Tenía la intención de hacer algo, pero por alguna razón, derivada de no sé qué reticencia, contuvo los impulsos que se agitaban en su corazón.

—Yang Xiao, no estoy bromeando, ¡así que te pediría que amablemente desaparezcas de mi vista! Verte de verdad me molesta. —Su Qian’er parecía bastante impaciente.

—¡Señorita, no me creo las palabras que dijiste antes! Si he hecho o dicho algo mal, solo dímelo, ¡no hay necesidad de castigarte a ti misma o de castigarme a mí de esta manera! —Yang Xiao no era tan fácil de engañar.

—Yang Xiao, ¡realmente no esperaba que fueras tan arrogantemente engreído y tan creído! Dices que no te crees mis palabras, ¿acaso eso las hace falsas? Lo que he dicho es verdad, así que desaparece de mi vista, ¡por favor, no pongas a prueba los límites de mi paciencia! —La voz de Su Qian’er estaba desprovista de cualquier matiz emocional.

—Señorita, ¿por qué tienes que ser así? —Yang Xiao no sabía qué hacer con Su Qian’er.

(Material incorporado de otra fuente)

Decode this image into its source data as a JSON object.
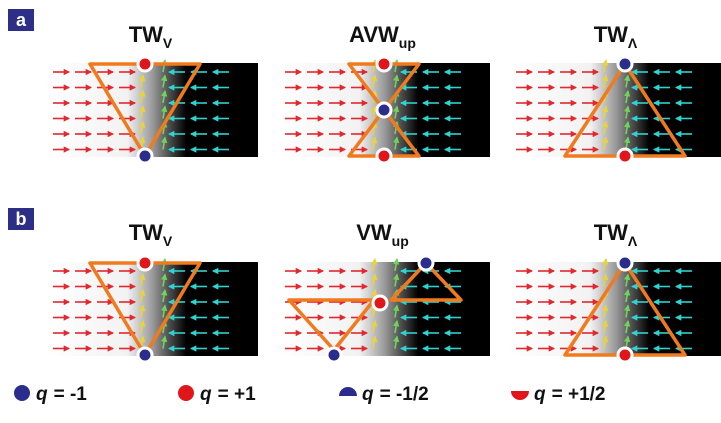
{
  "rows": [
    {
      "label": "a",
      "panels": [
        {
          "title": "TW",
          "sub": "V"
        },
        {
          "title": "AVW",
          "sub": "up"
        },
        {
          "title": "TW",
          "sub": "Λ"
        }
      ]
    },
    {
      "label": "b",
      "panels": [
        {
          "title": "TW",
          "sub": "V"
        },
        {
          "title": "VW",
          "sub": "up"
        },
        {
          "title": "TW",
          "sub": "Λ"
        }
      ]
    }
  ],
  "legend": [
    {
      "symbol": "q",
      "text": "= -1"
    },
    {
      "symbol": "q",
      "text": "= +1"
    },
    {
      "symbol": "q",
      "text": "= -1/2"
    },
    {
      "symbol": "q",
      "text": "= +1/2"
    }
  ]
}
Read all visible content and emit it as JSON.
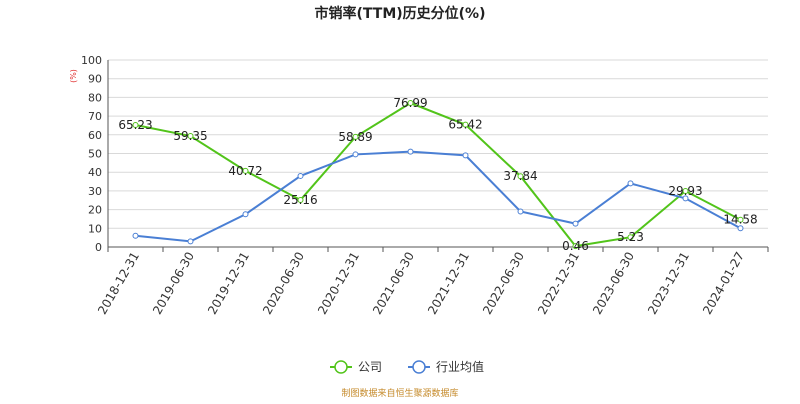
{
  "chart_data": {
    "type": "line",
    "title": "市销率(TTM)历史分位(%)",
    "ylabel": "(%)",
    "xlabel": "",
    "ylim": [
      0,
      100
    ],
    "yticks": [
      0,
      10,
      20,
      30,
      40,
      50,
      60,
      70,
      80,
      90,
      100
    ],
    "grid": true,
    "legend_position": "bottom",
    "categories": [
      "2018-12-31",
      "2019-06-30",
      "2019-12-31",
      "2020-06-30",
      "2020-12-31",
      "2021-06-30",
      "2021-12-31",
      "2022-06-30",
      "2022-12-31",
      "2023-06-30",
      "2023-12-31",
      "2024-01-27"
    ],
    "series": [
      {
        "name": "公司",
        "color": "#52c41a",
        "values": [
          65.23,
          59.35,
          40.72,
          25.16,
          58.89,
          76.99,
          65.42,
          37.84,
          0.46,
          5.23,
          29.93,
          14.58
        ],
        "data_labels": [
          "65.23",
          "59.35",
          "40.72",
          "25.16",
          "58.89",
          "76.99",
          "65.42",
          "37.84",
          "0.46",
          "5.23",
          "29.93",
          "14.58"
        ]
      },
      {
        "name": "行业均值",
        "color": "#4a7fd4",
        "values": [
          6,
          3,
          17.5,
          38,
          49.5,
          51,
          49,
          19,
          12.5,
          34,
          26,
          10
        ]
      }
    ]
  },
  "source_text": "制图数据来自恒生聚源数据库"
}
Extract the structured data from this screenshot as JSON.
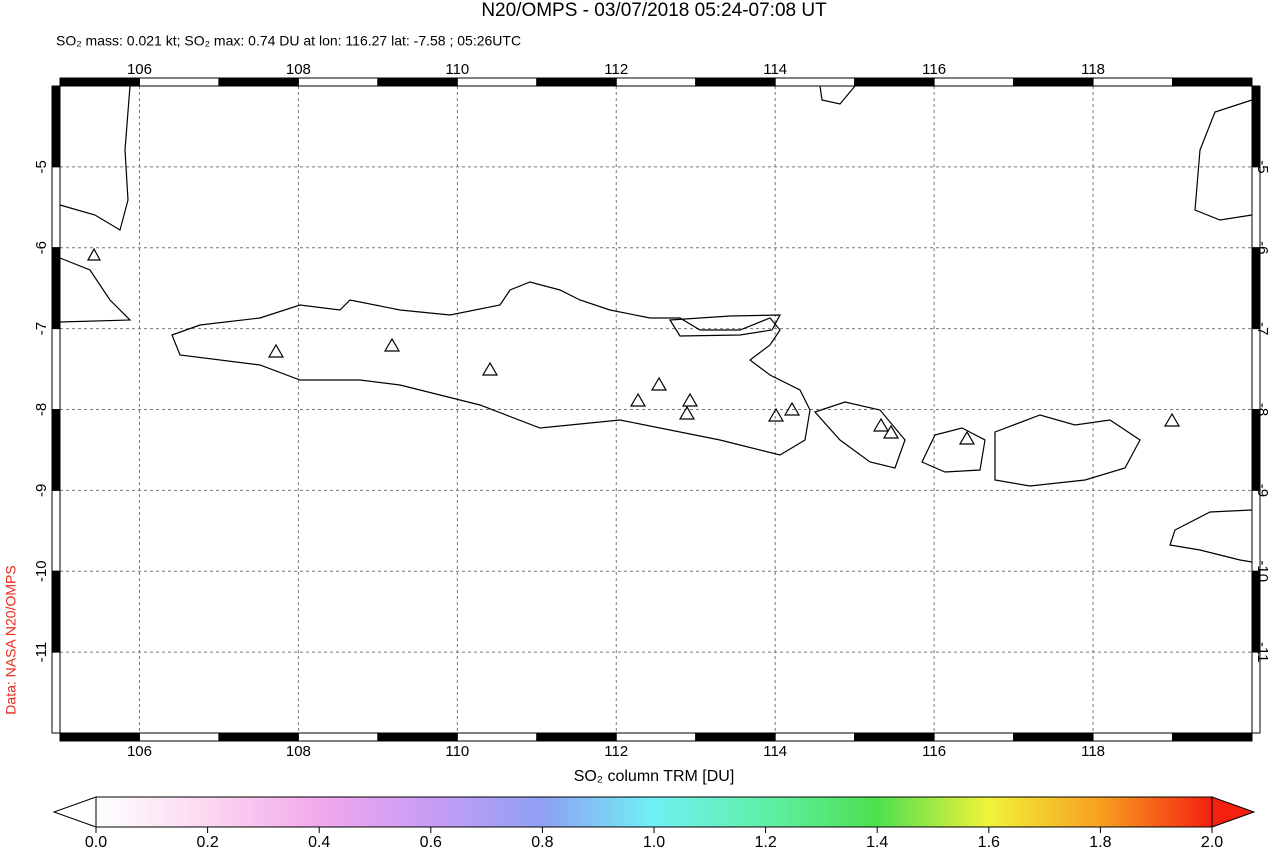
{
  "title": "N20/OMPS - 03/07/2018 05:24-07:08 UT",
  "subtitle": "SO₂ mass: 0.021 kt; SO₂ max: 0.74 DU at lon: 116.27 lat: -7.58 ; 05:26UTC",
  "credit": "Data: NASA N20/OMPS",
  "map": {
    "xlim": [
      105,
      120
    ],
    "ylim": [
      -4,
      -12
    ],
    "xticks": [
      106,
      108,
      110,
      112,
      114,
      116,
      118
    ],
    "yticks": [
      -5,
      -6,
      -7,
      -8,
      -9,
      -10,
      -11
    ]
  },
  "colorbar": {
    "label": "SO₂ column TRM [DU]",
    "lim": [
      0,
      2
    ],
    "ticks": [
      {
        "value": 0,
        "label": "0.0"
      },
      {
        "value": 0.2,
        "label": "0.2"
      },
      {
        "value": 0.4,
        "label": "0.4"
      },
      {
        "value": 0.6,
        "label": "0.6"
      },
      {
        "value": 0.8,
        "label": "0.8"
      },
      {
        "value": 1,
        "label": "1.0"
      },
      {
        "value": 1.2,
        "label": "1.2"
      },
      {
        "value": 1.4,
        "label": "1.4"
      },
      {
        "value": 1.6,
        "label": "1.6"
      },
      {
        "value": 1.8,
        "label": "1.8"
      },
      {
        "value": 2,
        "label": "2.0"
      }
    ]
  }
}
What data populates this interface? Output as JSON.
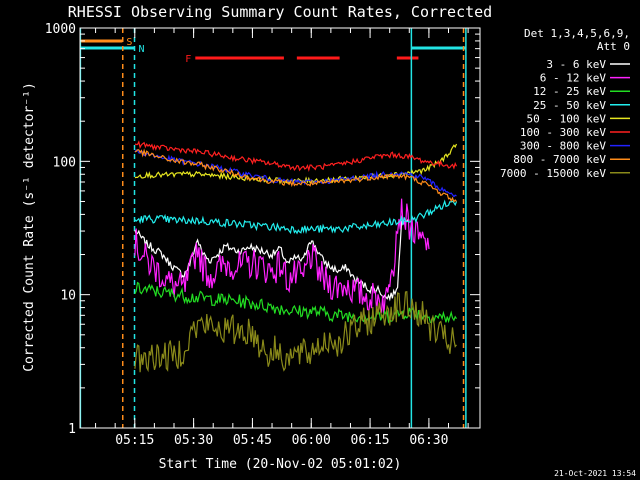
{
  "chart_data": {
    "type": "line",
    "title": "RHESSI Observing Summary Count Rates, Corrected",
    "ylabel": "Corrected Count Rate (s⁻¹ detector⁻¹)",
    "xlabel": "Start Time (20-Nov-02 05:01:02)",
    "timestamp": "21-Oct-2021 13:54",
    "yscale": "log",
    "ylim": [
      1,
      1000
    ],
    "xlim_minutes": [
      0,
      102
    ],
    "yticks": [
      "1",
      "10",
      "100",
      "1000"
    ],
    "xticks": [
      {
        "label": "05:15",
        "minute": 13.97
      },
      {
        "label": "05:30",
        "minute": 28.97
      },
      {
        "label": "05:45",
        "minute": 43.97
      },
      {
        "label": "06:00",
        "minute": 58.97
      },
      {
        "label": "06:15",
        "minute": 73.97
      },
      {
        "label": "06:30",
        "minute": 88.97
      }
    ],
    "legend": {
      "title": [
        "Det 1,3,4,5,6,9,",
        "Att 0"
      ],
      "placement": "right"
    },
    "flags": [
      {
        "label": "S",
        "color": "#ff8c1a",
        "segments": [
          [
            0,
            10.8
          ]
        ],
        "level": 1
      },
      {
        "label": "N",
        "color": "#22e5e5",
        "segments": [
          [
            0,
            13.9
          ],
          [
            84.5,
            98.4
          ]
        ],
        "level": 2
      },
      {
        "label": "F",
        "color": "#ff1a1a",
        "segments": [
          [
            29.4,
            52.0
          ],
          [
            55.3,
            66.2
          ],
          [
            80.8,
            86.3
          ]
        ],
        "level": 3
      }
    ],
    "markers": [
      {
        "minute": 0.1,
        "color": "#22e5e5",
        "dash": false
      },
      {
        "minute": 10.9,
        "color": "#ff8c1a",
        "dash": true
      },
      {
        "minute": 13.9,
        "color": "#22e5e5",
        "dash": true
      },
      {
        "minute": 84.5,
        "color": "#22e5e5",
        "dash": false
      },
      {
        "minute": 98.4,
        "color": "#22e5e5",
        "dash": false
      },
      {
        "minute": 97.8,
        "color": "#ff8c1a",
        "dash": true
      }
    ],
    "series": [
      {
        "name": "3 - 6 keV",
        "color": "#ffffff",
        "x": [
          14,
          15,
          17,
          19,
          21,
          23,
          25,
          26.5,
          28,
          30,
          31,
          33,
          35,
          37,
          39,
          41,
          43,
          45,
          47,
          49,
          51,
          53,
          55,
          57,
          58.5,
          60,
          62,
          64,
          66,
          68,
          70,
          72,
          74,
          76,
          78,
          80,
          81,
          82,
          83,
          84
        ],
        "y": [
          30,
          28,
          24,
          22,
          20,
          17,
          15,
          14,
          17,
          26,
          21,
          18,
          20,
          23,
          22,
          21,
          23,
          22,
          21,
          20,
          22,
          17,
          19,
          18,
          26,
          23,
          18,
          16,
          15,
          16,
          13,
          12,
          11,
          11,
          9.5,
          10,
          12,
          35,
          38,
          36
        ]
      },
      {
        "name": "6 - 12 keV",
        "color": "#ff22ff",
        "x": [
          14,
          15,
          17,
          19,
          21,
          23,
          25,
          26.5,
          28,
          30,
          31,
          33,
          35,
          37,
          39,
          41,
          43,
          45,
          47,
          49,
          51,
          53,
          55,
          57,
          58.5,
          60,
          62,
          64,
          66,
          68,
          70,
          72,
          74,
          76,
          77.5,
          78.5,
          79,
          79.5,
          80,
          81,
          82,
          83,
          84,
          85,
          86,
          87,
          88,
          89
        ],
        "y": [
          25,
          22,
          18,
          16,
          14,
          12,
          11.5,
          11,
          14,
          24,
          17,
          14,
          15,
          17,
          17,
          16,
          17,
          17,
          16,
          15,
          17,
          13,
          14,
          13,
          20,
          17,
          13,
          12,
          11.5,
          12,
          10.5,
          10,
          9.5,
          9.5,
          9,
          9.5,
          14,
          19,
          18,
          36,
          42,
          38,
          34,
          30,
          27,
          25,
          24,
          22
        ]
      },
      {
        "name": "12 - 25 keV",
        "color": "#22dd22",
        "x": [
          14,
          16,
          20,
          25,
          30,
          35,
          40,
          45,
          50,
          55,
          60,
          65,
          70,
          75,
          80,
          84,
          88,
          92,
          96
        ],
        "y": [
          11,
          11,
          10.5,
          10,
          9.5,
          9.2,
          9,
          8.5,
          8,
          7.5,
          7.5,
          7,
          7,
          6.8,
          7,
          7.5,
          7,
          6.8,
          6.6
        ]
      },
      {
        "name": "25 - 50 keV",
        "color": "#22eeee",
        "x": [
          14,
          16,
          20,
          25,
          30,
          35,
          40,
          45,
          50,
          55,
          60,
          65,
          70,
          75,
          80,
          84,
          86,
          88,
          90,
          92,
          94,
          96
        ],
        "y": [
          36,
          37,
          37,
          36,
          36,
          35,
          34,
          33,
          32,
          31,
          31,
          31,
          32,
          33,
          35,
          36,
          38,
          40,
          43,
          46,
          48,
          50
        ]
      },
      {
        "name": "50 - 100 keV",
        "color": "#e6e620",
        "x": [
          14,
          18,
          22,
          26,
          30,
          35,
          40,
          45,
          50,
          55,
          60,
          65,
          70,
          75,
          80,
          84,
          88,
          92,
          94,
          96
        ],
        "y": [
          78,
          79,
          79,
          80,
          80,
          78,
          76,
          74,
          72,
          71,
          72,
          73,
          75,
          77,
          80,
          82,
          86,
          100,
          115,
          135
        ]
      },
      {
        "name": "100 - 300 keV",
        "color": "#ff2020",
        "x": [
          14,
          18,
          22,
          26,
          30,
          35,
          40,
          45,
          50,
          55,
          60,
          65,
          70,
          75,
          80,
          84,
          88,
          92,
          96
        ],
        "y": [
          135,
          130,
          125,
          122,
          118,
          112,
          105,
          100,
          95,
          90,
          90,
          93,
          100,
          108,
          112,
          108,
          100,
          95,
          92
        ]
      },
      {
        "name": "300 - 800 keV",
        "color": "#2222ff",
        "x": [
          14,
          18,
          22,
          26,
          30,
          35,
          40,
          45,
          50,
          55,
          60,
          65,
          70,
          75,
          80,
          84,
          88,
          92,
          96
        ],
        "y": [
          120,
          112,
          105,
          100,
          96,
          90,
          83,
          77,
          72,
          70,
          70,
          72,
          75,
          78,
          82,
          80,
          75,
          62,
          55
        ]
      },
      {
        "name": "800 - 7000 keV",
        "color": "#ff8c1a",
        "x": [
          14,
          18,
          22,
          26,
          30,
          35,
          40,
          45,
          50,
          55,
          60,
          65,
          70,
          75,
          80,
          84,
          88,
          92,
          96
        ],
        "y": [
          120,
          112,
          104,
          99,
          95,
          88,
          80,
          74,
          70,
          68,
          68,
          70,
          73,
          76,
          78,
          76,
          68,
          58,
          50
        ]
      },
      {
        "name": "7000 - 15000 keV",
        "color": "#8a8a1a",
        "x": [
          14,
          16,
          18,
          20,
          22,
          24,
          26,
          28,
          30,
          32,
          34,
          36,
          38,
          40,
          42,
          44,
          46,
          48,
          50,
          52,
          54,
          56,
          58,
          60,
          62,
          64,
          66,
          68,
          70,
          72,
          74,
          76,
          78,
          80,
          82,
          84,
          86,
          88,
          90,
          92,
          94,
          96
        ],
        "y": [
          3.2,
          3.5,
          3.3,
          3.6,
          3.4,
          3.5,
          3.8,
          5,
          5.8,
          6,
          5.5,
          5.6,
          5.3,
          5.5,
          5.4,
          5.2,
          4.2,
          3.6,
          3.8,
          3.5,
          3.4,
          3.6,
          3.5,
          4,
          4.4,
          4.6,
          4.4,
          4.9,
          5.5,
          6,
          6.5,
          7,
          7.5,
          8,
          8.2,
          8,
          7.5,
          6.5,
          5.5,
          4.8,
          4.5,
          4.2
        ]
      }
    ]
  }
}
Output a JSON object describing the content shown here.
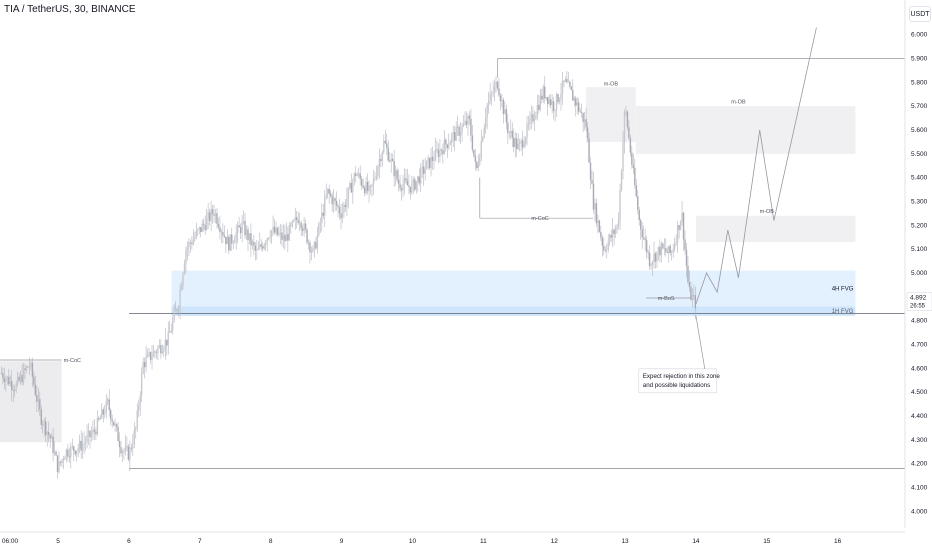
{
  "header": {
    "title": "TIA / TetherUS, 30, BINANCE",
    "currency": "USDT"
  },
  "chart_data": {
    "type": "candlestick",
    "y_ticks": [
      "6.000",
      "5.900",
      "5.800",
      "5.700",
      "5.600",
      "5.500",
      "5.400",
      "5.300",
      "5.200",
      "5.100",
      "5.000",
      "4.900",
      "4.800",
      "4.700",
      "4.600",
      "4.500",
      "4.400",
      "4.300",
      "4.200",
      "4.100",
      "4.000"
    ],
    "x_ticks": [
      {
        "label": "06:00",
        "day": 4.25
      },
      {
        "label": "5",
        "day": 5
      },
      {
        "label": "6",
        "day": 6
      },
      {
        "label": "7",
        "day": 7
      },
      {
        "label": "8",
        "day": 8
      },
      {
        "label": "9",
        "day": 9
      },
      {
        "label": "10",
        "day": 10
      },
      {
        "label": "11",
        "day": 11
      },
      {
        "label": "12",
        "day": 12
      },
      {
        "label": "13",
        "day": 13
      },
      {
        "label": "14",
        "day": 14
      },
      {
        "label": "15",
        "day": 15
      },
      {
        "label": "16",
        "day": 16
      }
    ],
    "ylim": [
      3.93,
      6.07
    ],
    "xlim": [
      4.18,
      16.95
    ],
    "price_path": [
      [
        4.2,
        4.58
      ],
      [
        4.4,
        4.52
      ],
      [
        4.6,
        4.62
      ],
      [
        4.75,
        4.4
      ],
      [
        4.9,
        4.3
      ],
      [
        5.0,
        4.18
      ],
      [
        5.1,
        4.25
      ],
      [
        5.3,
        4.27
      ],
      [
        5.5,
        4.33
      ],
      [
        5.7,
        4.45
      ],
      [
        5.9,
        4.26
      ],
      [
        6.0,
        4.24
      ],
      [
        6.1,
        4.35
      ],
      [
        6.2,
        4.62
      ],
      [
        6.4,
        4.68
      ],
      [
        6.55,
        4.72
      ],
      [
        6.7,
        4.88
      ],
      [
        6.8,
        5.1
      ],
      [
        7.0,
        5.18
      ],
      [
        7.2,
        5.26
      ],
      [
        7.4,
        5.12
      ],
      [
        7.6,
        5.2
      ],
      [
        7.8,
        5.08
      ],
      [
        8.0,
        5.18
      ],
      [
        8.2,
        5.14
      ],
      [
        8.4,
        5.24
      ],
      [
        8.6,
        5.08
      ],
      [
        8.8,
        5.34
      ],
      [
        9.0,
        5.25
      ],
      [
        9.2,
        5.42
      ],
      [
        9.4,
        5.33
      ],
      [
        9.6,
        5.55
      ],
      [
        9.8,
        5.38
      ],
      [
        10.0,
        5.36
      ],
      [
        10.2,
        5.45
      ],
      [
        10.4,
        5.52
      ],
      [
        10.6,
        5.58
      ],
      [
        10.8,
        5.64
      ],
      [
        10.9,
        5.42
      ],
      [
        11.05,
        5.7
      ],
      [
        11.2,
        5.8
      ],
      [
        11.35,
        5.6
      ],
      [
        11.5,
        5.52
      ],
      [
        11.65,
        5.62
      ],
      [
        11.85,
        5.76
      ],
      [
        12.0,
        5.7
      ],
      [
        12.15,
        5.8
      ],
      [
        12.3,
        5.72
      ],
      [
        12.45,
        5.62
      ],
      [
        12.55,
        5.3
      ],
      [
        12.7,
        5.1
      ],
      [
        12.9,
        5.2
      ],
      [
        13.0,
        5.7
      ],
      [
        13.1,
        5.45
      ],
      [
        13.2,
        5.22
      ],
      [
        13.35,
        5.05
      ],
      [
        13.5,
        5.1
      ],
      [
        13.65,
        5.08
      ],
      [
        13.8,
        5.25
      ],
      [
        13.9,
        4.92
      ],
      [
        14.0,
        4.87
      ]
    ],
    "projection": [
      [
        14.0,
        4.87
      ],
      [
        14.15,
        5.0
      ],
      [
        14.3,
        4.92
      ],
      [
        14.45,
        5.18
      ],
      [
        14.6,
        4.98
      ],
      [
        14.9,
        5.6
      ],
      [
        15.1,
        5.22
      ],
      [
        15.7,
        6.03
      ]
    ],
    "current_price": "4.892",
    "countdown": "26:55",
    "zones": [
      {
        "label": "4H FVG",
        "from_day": 6.6,
        "to_day": 16.25,
        "low": 4.86,
        "high": 5.01,
        "color": "#e3f0fd"
      },
      {
        "label": "1H FVG",
        "from_day": 6.6,
        "to_day": 16.25,
        "low": 4.82,
        "high": 4.86,
        "color": "#cfe5fb"
      },
      {
        "label": "m-OB",
        "from_day": 13.15,
        "to_day": 16.25,
        "low": 5.5,
        "high": 5.7,
        "color": "#f0f0f2"
      },
      {
        "label": "m-OB",
        "from_day": 14.0,
        "to_day": 16.25,
        "low": 5.13,
        "high": 5.24,
        "color": "#f0f0f2"
      },
      {
        "label": "m-OB",
        "from_day": 12.45,
        "to_day": 13.15,
        "low": 5.55,
        "high": 5.78,
        "color": "#f0f0f2"
      },
      {
        "label": "",
        "from_day": 4.18,
        "to_day": 5.05,
        "low": 4.29,
        "high": 4.63,
        "color": "#ececee"
      }
    ],
    "labels": [
      {
        "text": "m-CoC",
        "day": 5.2,
        "price": 4.635
      },
      {
        "text": "m-CoC",
        "day": 11.8,
        "price": 5.23
      },
      {
        "text": "m-OB",
        "day": 12.8,
        "price": 5.795
      },
      {
        "text": "m-OB",
        "day": 14.6,
        "price": 5.72
      },
      {
        "text": "m-OB",
        "day": 15.0,
        "price": 5.26
      },
      {
        "text": "m-BoS",
        "day": 13.58,
        "price": 4.895
      }
    ],
    "levels": [
      {
        "price": 5.9,
        "from_day": 11.2,
        "to_day": 16.95
      },
      {
        "price": 4.83,
        "from_day": 6.0,
        "to_day": 16.95
      },
      {
        "price": 4.18,
        "from_day": 6.0,
        "to_day": 16.95
      }
    ],
    "annotation": {
      "lines": [
        "Expect rejection in this zone",
        "and possible liquidations"
      ],
      "box_day": 13.25,
      "box_price": 4.56,
      "arrow_to_day": 14.0,
      "arrow_to_price": 4.82
    }
  }
}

—¡Te vas o no! —La voz de Su Qian’er se agravó de repente, y sus hermosas cejas se fruncieron una vez más.

—¡No me voy! —dijo Yang Xiao con absoluta determinación.

—¿Que no te vas, eh? ¡Ya verás lo que es «no irse»! —Al oír la respuesta de Yang Xiao, Su Qian’er se agachó bruscamente.

Cuando se levantó de nuevo, tenía un puñado de grava en la mano.

Miró a Yang Xiao con ferocidad y le arrojó la grava que tenía en la mano, intentando forzarlo a irse de esa manera.

—¡Yang Xiao, vete ya, date prisa y lárgate, no quiero verte, no en esta vida! —Después de arrojarle la grava a Yang Xiao, Su Qian’er volvió a agacharse.

Cuando se levantó esta vez, su mano estaba otra vez llena de grava.

Igual que antes, arrojó la grava hacia Yang Xiao.

…

Sin embargo, de principio a fin, Yang Xiao permaneció allí inmóvil, como una estatua, permitiendo que Su Qian’er desahogara las emociones extremadamente reprimidas que guardaba en su interior.